Middle Class Income Remains Stagnant
"Think of the American economy as a large apartment block," Harvard economist Larry Katz told the Financial Times in a recent story highlighting wage stagnation. "A century ago – even 30 years ago – it was the object of envy. But in the last generation its character has changed. The penthouses at the top keep getting larger and larger. The apartments in the middle are feeling more and more squeezed and the basement has flooded. To round it off, the elevator is no longer working. That broken elevator is what gets people down the most."
A recent study by the global management consulting firm Hay Group found that planned salary increases for 2011 are at 3 percent for clerical, supervisory, middle management and executive positions. The 3 percent increase is below the 4.5 percent to 5 percent increases common during the beginning of the decade, and the steady 4 percent from 2005 to 2008.
"The past three years have seen the lowest base salary increases that most employees have ever experienced," the study said.
Lerner said increased productivity and declining wages have conspired to slowly strangle America's middle class. In addition, fewer than a tenth of American private sector workers now belong to a union.
"What we see with workers increasingly is people are working two, three, and literally four jobs just to try to make ends meet," he said. "The foreclosure rate is out of control and now we find the people who are losing their homes are not people trapped in sub-prime loans, they are people who had regular mortgages. People are not able to pay for college. What is critical here is that the way people have made ends meet is by going deeper and deeper into debt."
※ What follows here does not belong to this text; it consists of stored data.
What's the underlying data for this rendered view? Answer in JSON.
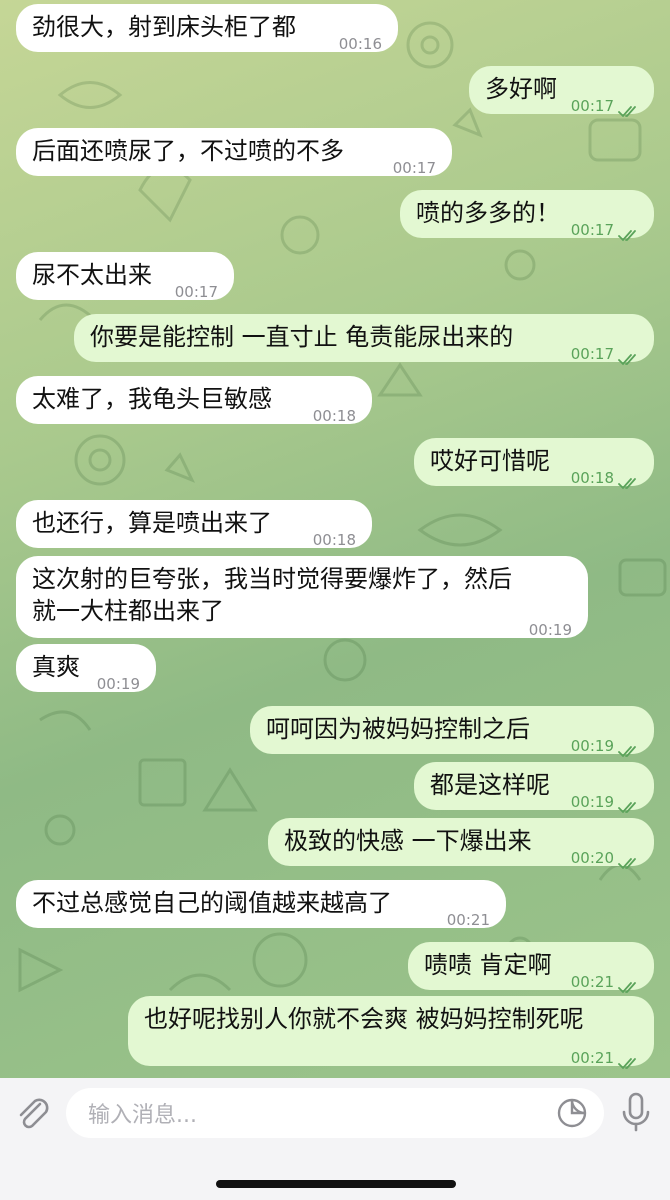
{
  "messages": [
    {
      "dir": "in",
      "text": "劲很大，射到床头柜了都",
      "time": "00:16"
    },
    {
      "dir": "out",
      "text": "多好啊",
      "time": "00:17"
    },
    {
      "dir": "in",
      "text": "后面还喷尿了，不过喷的不多",
      "time": "00:17"
    },
    {
      "dir": "out",
      "text": "喷的多多的！",
      "time": "00:17"
    },
    {
      "dir": "in",
      "text": "尿不太出来",
      "time": "00:17"
    },
    {
      "dir": "out",
      "text": "你要是能控制 一直寸止 龟责能尿出来的",
      "time": "00:17"
    },
    {
      "dir": "in",
      "text": "太难了，我龟头巨敏感",
      "time": "00:18"
    },
    {
      "dir": "out",
      "text": "哎好可惜呢",
      "time": "00:18"
    },
    {
      "dir": "in",
      "text": "也还行，算是喷出来了",
      "time": "00:18"
    },
    {
      "dir": "in",
      "line1": "这次射的巨夸张，我当时觉得要爆炸了，然后",
      "line2": "就一大柱都出来了",
      "time": "00:19"
    },
    {
      "dir": "in",
      "text": "真爽",
      "time": "00:19"
    },
    {
      "dir": "out",
      "text": "呵呵因为被妈妈控制之后",
      "time": "00:19"
    },
    {
      "dir": "out",
      "text": "都是这样呢",
      "time": "00:19"
    },
    {
      "dir": "out",
      "text": "极致的快感 一下爆出来",
      "time": "00:20"
    },
    {
      "dir": "in",
      "text": "不过总感觉自己的阈值越来越高了",
      "time": "00:21"
    },
    {
      "dir": "out",
      "text": "啧啧 肯定啊",
      "time": "00:21"
    },
    {
      "dir": "out",
      "text": "也好呢找别人你就不会爽 被妈妈控制死呢",
      "time": "00:21"
    }
  ],
  "composer": {
    "placeholder": "输入消息..."
  },
  "icons": {
    "attach": "paperclip-icon",
    "sticker": "sticker-icon",
    "voice": "microphone-icon",
    "read_status": "double-check-icon"
  },
  "colors": {
    "incoming_bubble": "#ffffff",
    "outgoing_bubble": "#e3f8d2",
    "outgoing_meta": "#5aa35a",
    "incoming_meta": "#8e8e93"
  }
}
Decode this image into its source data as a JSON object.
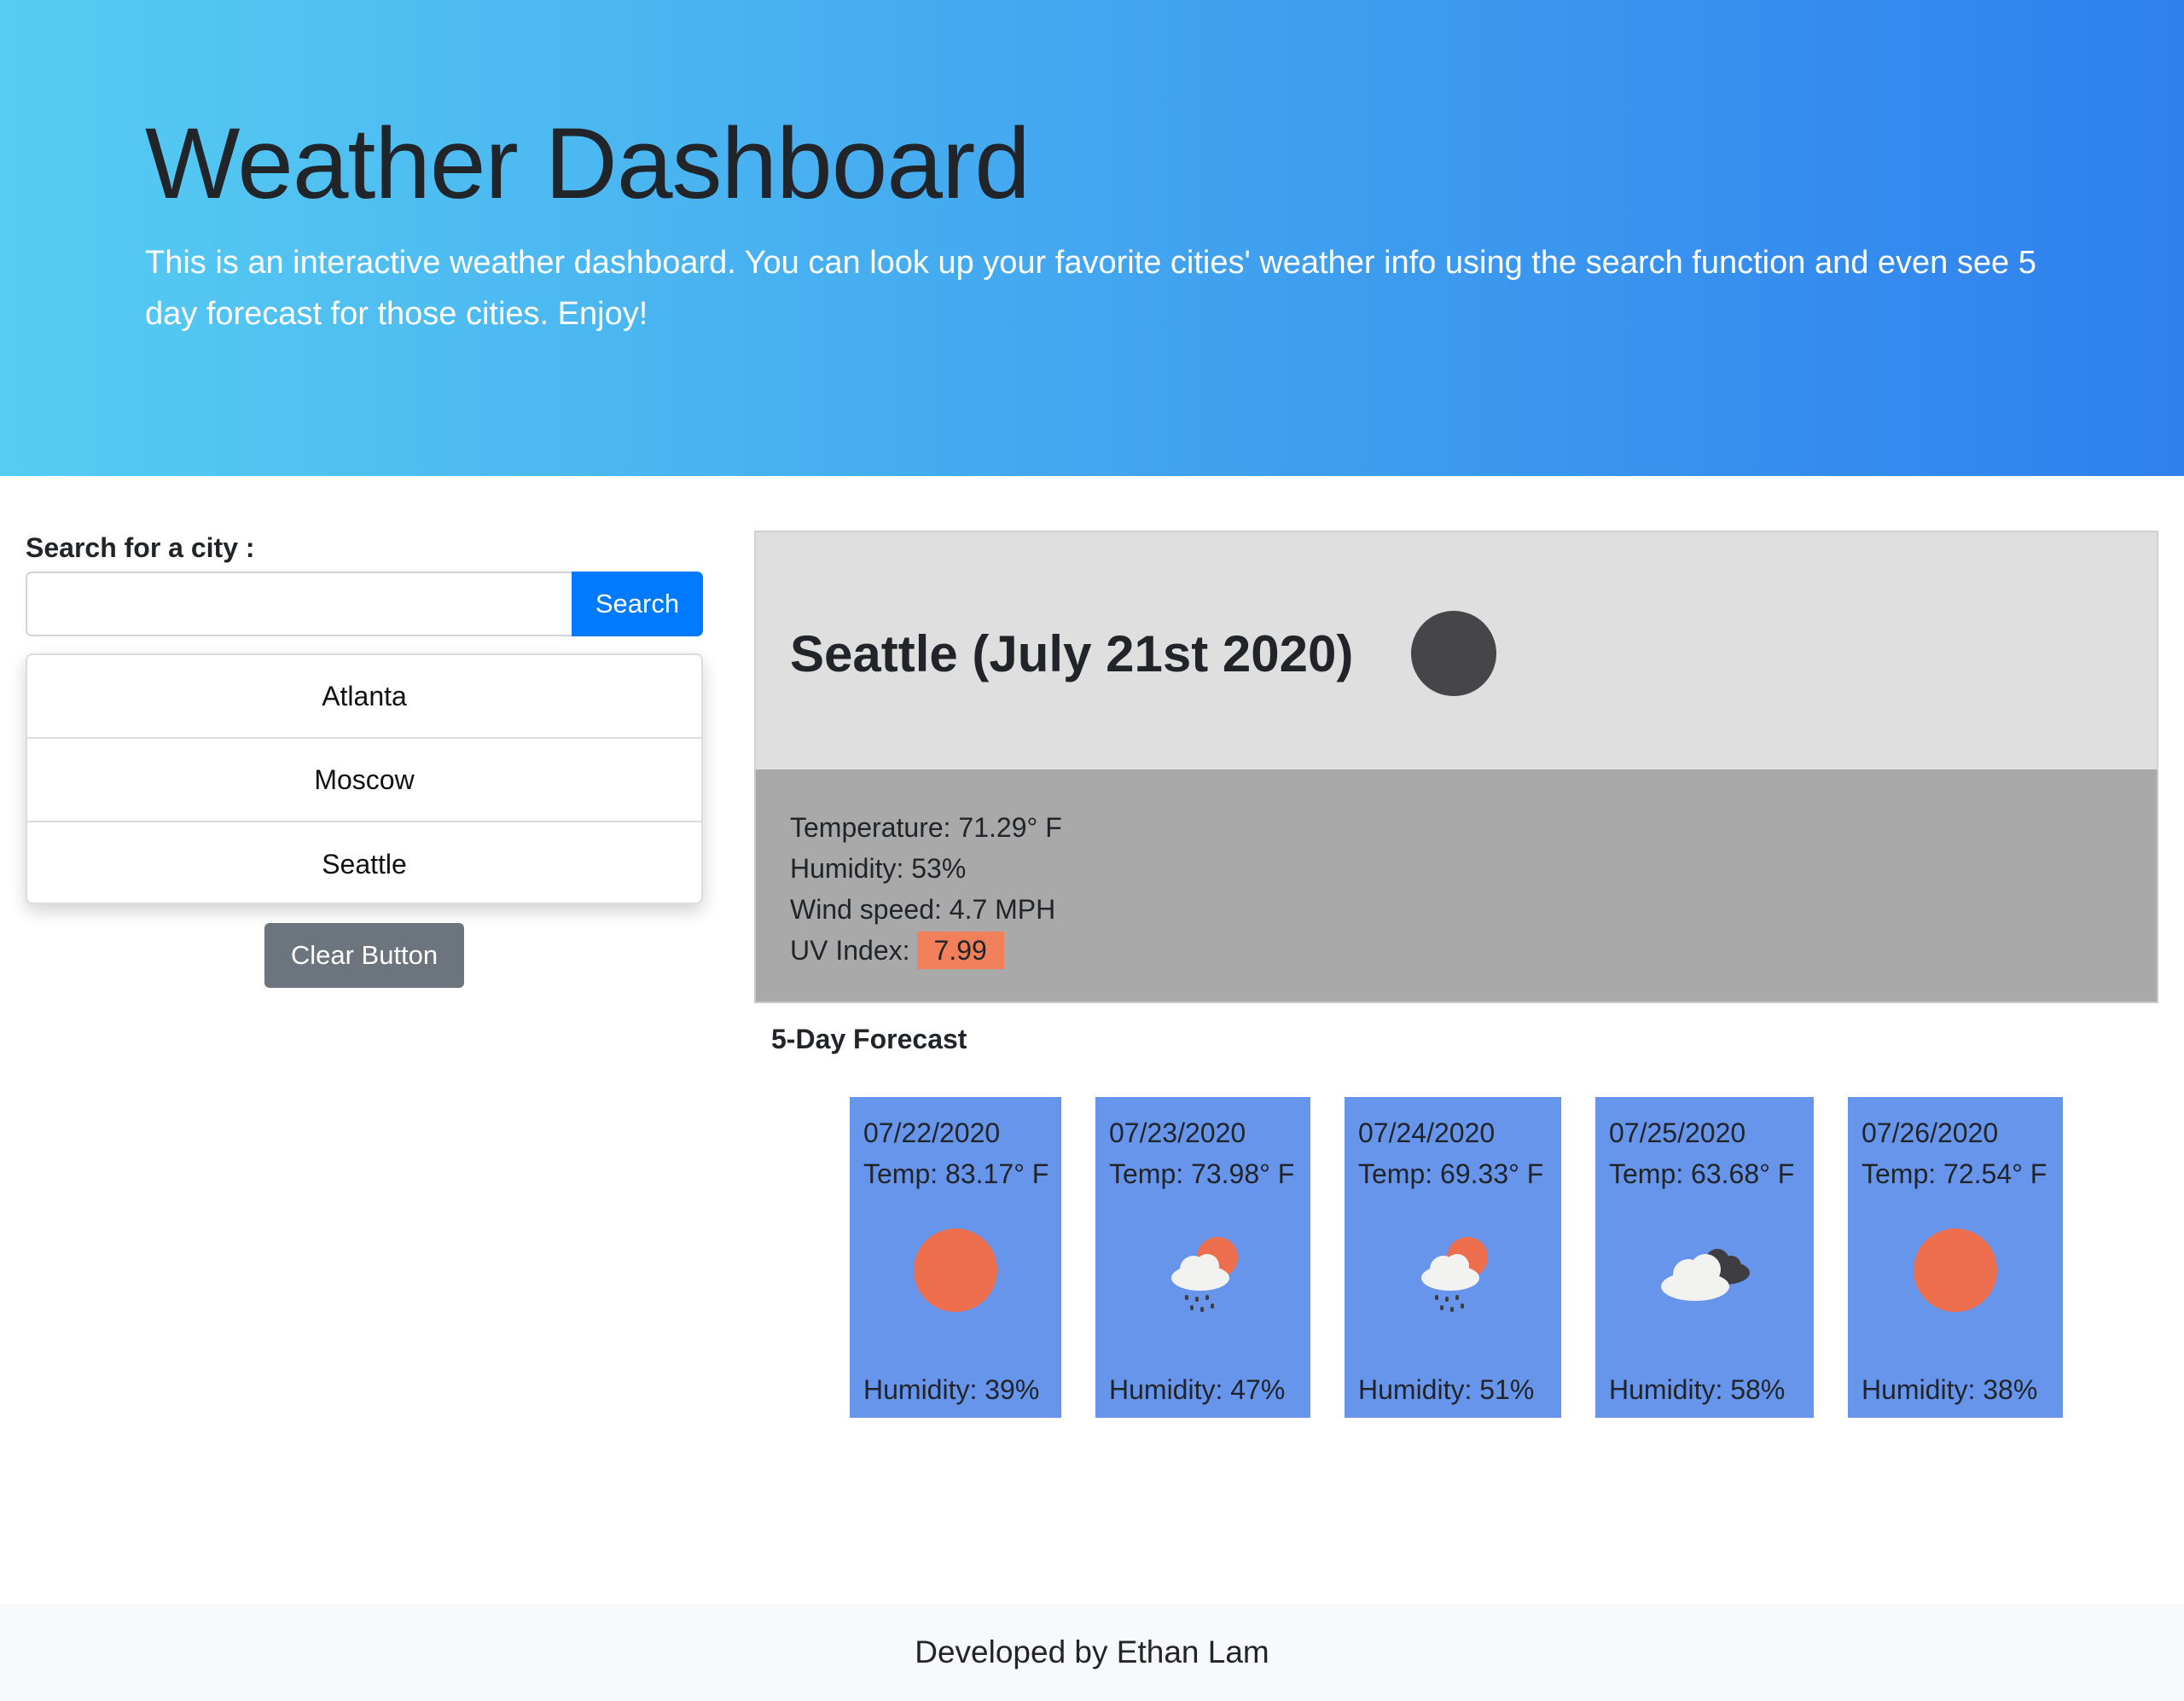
{
  "header": {
    "title": "Weather Dashboard",
    "description": "This is an interactive weather dashboard. You can look up your favorite cities' weather info using the search function and even see 5 day forecast for those cities. Enjoy!"
  },
  "search": {
    "label": "Search for a city :",
    "value": "",
    "button_label": "Search",
    "history": [
      "Atlanta",
      "Moscow",
      "Seattle"
    ],
    "clear_label": "Clear Button"
  },
  "current": {
    "title": "Seattle (July 21st 2020)",
    "icon": "moon-dark-icon",
    "temperature": "Temperature: 71.29° F",
    "humidity": "Humidity: 53%",
    "wind": "Wind speed: 4.7 MPH",
    "uv_label": "UV Index:",
    "uv_value": "7.99",
    "uv_color": "#f07f5a"
  },
  "forecast": {
    "title": "5-Day Forecast",
    "days": [
      {
        "date": "07/22/2020",
        "temp": "Temp: 83.17° F",
        "icon": "sun-icon",
        "humidity": "Humidity: 39%"
      },
      {
        "date": "07/23/2020",
        "temp": "Temp: 73.98° F",
        "icon": "sun-rain-cloud-icon",
        "humidity": "Humidity: 47%"
      },
      {
        "date": "07/24/2020",
        "temp": "Temp: 69.33° F",
        "icon": "sun-rain-cloud-icon",
        "humidity": "Humidity: 51%"
      },
      {
        "date": "07/25/2020",
        "temp": "Temp: 63.68° F",
        "icon": "broken-clouds-icon",
        "humidity": "Humidity: 58%"
      },
      {
        "date": "07/26/2020",
        "temp": "Temp: 72.54° F",
        "icon": "sun-icon",
        "humidity": "Humidity: 38%"
      }
    ]
  },
  "footer": {
    "text": "Developed by Ethan Lam"
  },
  "colors": {
    "hero_start": "#56ccf2",
    "hero_end": "#2f80ed",
    "primary_button": "#007bff",
    "secondary_button": "#6c757d",
    "forecast_card": "#6795ec",
    "sun": "#ec6e4c"
  }
}
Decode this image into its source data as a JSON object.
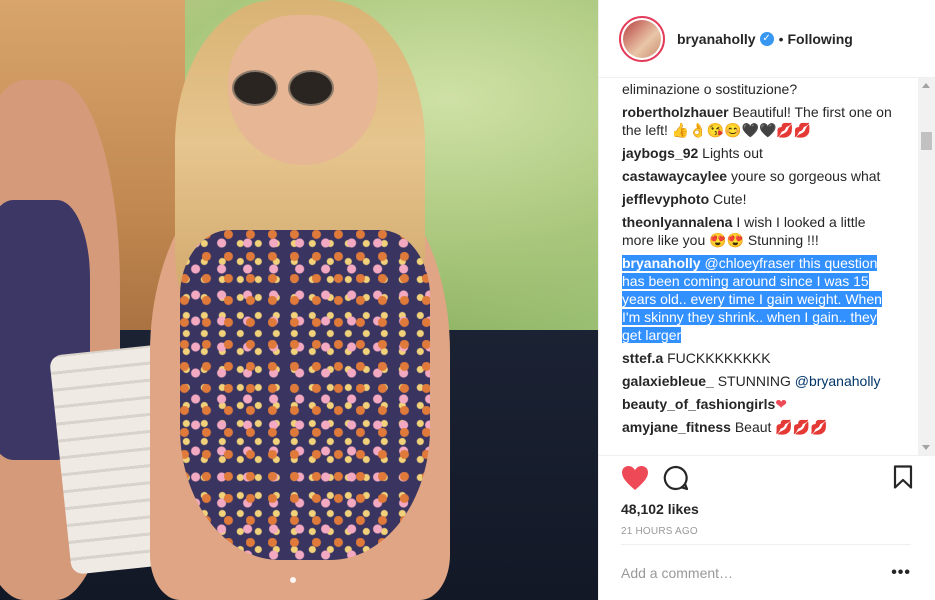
{
  "post": {
    "username": "bryanaholly",
    "verified_badge": "verified-badge-icon",
    "separator": "•",
    "follow_label": "Following"
  },
  "comments": [
    {
      "user": "",
      "text": "eliminazione o sostituzione?"
    },
    {
      "user": "robertholzhauer",
      "text": "Beautiful! The first one on the left! 👍👌😘😊🖤🖤💋💋"
    },
    {
      "user": "jaybogs_92",
      "text": "Lights out"
    },
    {
      "user": "castawaycaylee",
      "text": "youre so gorgeous what"
    },
    {
      "user": "jefflevyphoto",
      "text": "Cute!"
    },
    {
      "user": "theonlyannalena",
      "text": "I wish I looked a little more like you 😍😍 Stunning !!!"
    },
    {
      "user": "bryanaholly",
      "mention": "@chloeyfraser",
      "text": "this question has been coming around since I was 15 years old.. every time I gain weight. When I'm skinny they shrink.. when I gain.. they get larger"
    },
    {
      "user": "sttef.a",
      "text": "FUCKKKKKKKK"
    },
    {
      "user": "galaxiebleue_",
      "text": "STUNNING",
      "mention": "@bryanaholly"
    },
    {
      "user": "beauty_of_fashiongirls",
      "text": "❤"
    },
    {
      "user": "amyjane_fitness",
      "text": "Beaut 💋💋💋"
    }
  ],
  "footer": {
    "likes": "48,102 likes",
    "time": "21 HOURS AGO",
    "comment_placeholder": "Add a comment…",
    "more_label": "•••"
  },
  "colors": {
    "like_red": "#ed4956",
    "verified_blue": "#3897f0",
    "selection_blue": "#3390ff"
  }
}
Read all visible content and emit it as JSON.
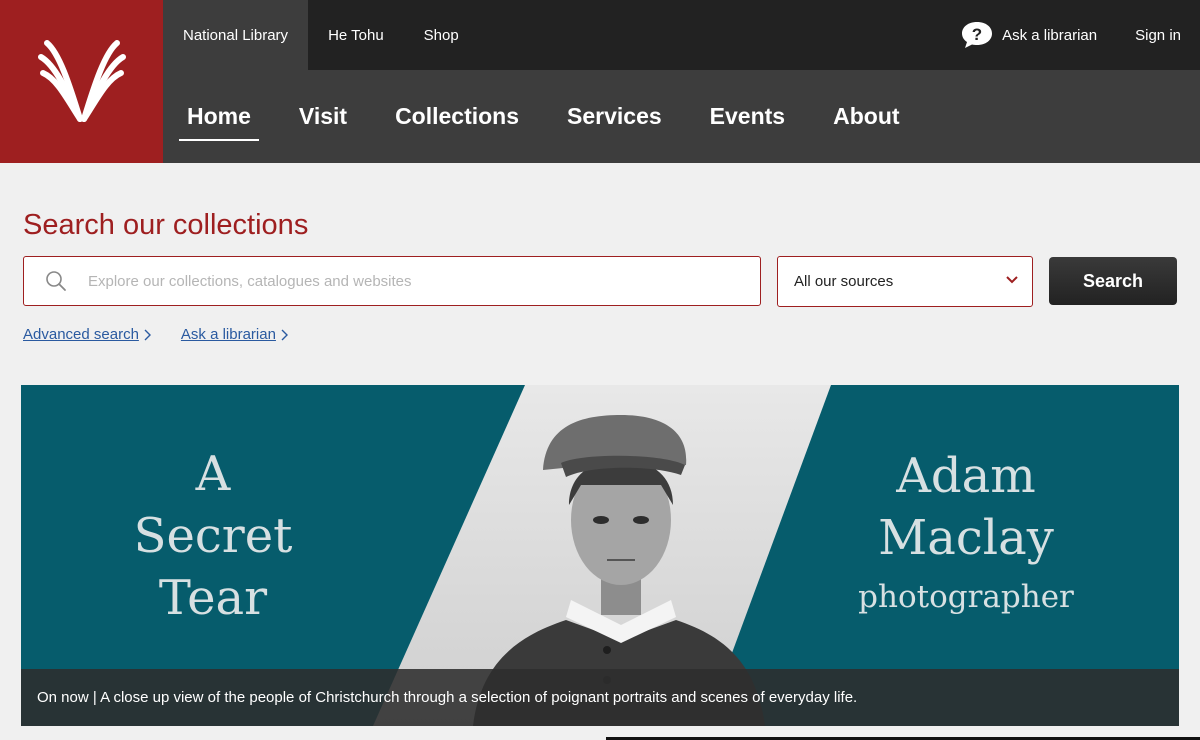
{
  "header": {
    "logo_icon": "national-library-logo",
    "utility_links": [
      "National Library",
      "He Tohu",
      "Shop"
    ],
    "ask_librarian": "Ask a librarian",
    "sign_in": "Sign in",
    "nav": [
      "Home",
      "Visit",
      "Collections",
      "Services",
      "Events",
      "About"
    ],
    "active_nav": "Home"
  },
  "search": {
    "title": "Search our collections",
    "placeholder": "Explore our collections, catalogues and websites",
    "source_selected": "All our sources",
    "button_label": "Search",
    "links": [
      "Advanced search",
      "Ask a librarian"
    ]
  },
  "banner": {
    "left_title": [
      "A",
      "Secret",
      "Tear"
    ],
    "right_name": [
      "Adam",
      "Maclay"
    ],
    "right_role": "photographer",
    "caption": "On now | A close up view of the people of Christchurch through a selection of poignant portraits and scenes of everyday life."
  },
  "colors": {
    "brand_red": "#9e1f20",
    "banner_teal": "#065c6c",
    "dark": "#222222",
    "nav_gray": "#3d3d3d"
  }
}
For Law, who cares for elderly and disabled people, the 13 years she spent without a pay raise defined her family's life. She made about $12,000 a year. An SEIU member for last three years, she recently saw her first pay increase in a long time – a 3 percent hike. Her husband, Ricky, a former supervisor at a foundry, earned about $20,000 until a disability prevented him from working eight years ago.
"You finagle your grocery bill," Law said. "You rob Peter to pay Paul. There are many times I have a grocery list and I'm thinking the electric bill went up $25. So you kind of skim on the grocery list and find things that are cheaper. You repeat meals quite often in order to take that $25 and put it on the electric."
Middle Class Struggles While Upper Class Grows
Many of her neighbors found themselves in similar straits, Law said.
"In my community you started seeing extended families come back together, with grandparents living in the home again with the kids and grandkids, taking care of the grandchildren," she said. "Had it not been for my mother, my children wouldn't have received a very good Christmas for several years. There wouldn't have been an Easter basket sitting in the kitchen."
Law, whose two grown sons are unemployed, said she expects younger generations to be worse off.
"Working people have been left without a voice," she said.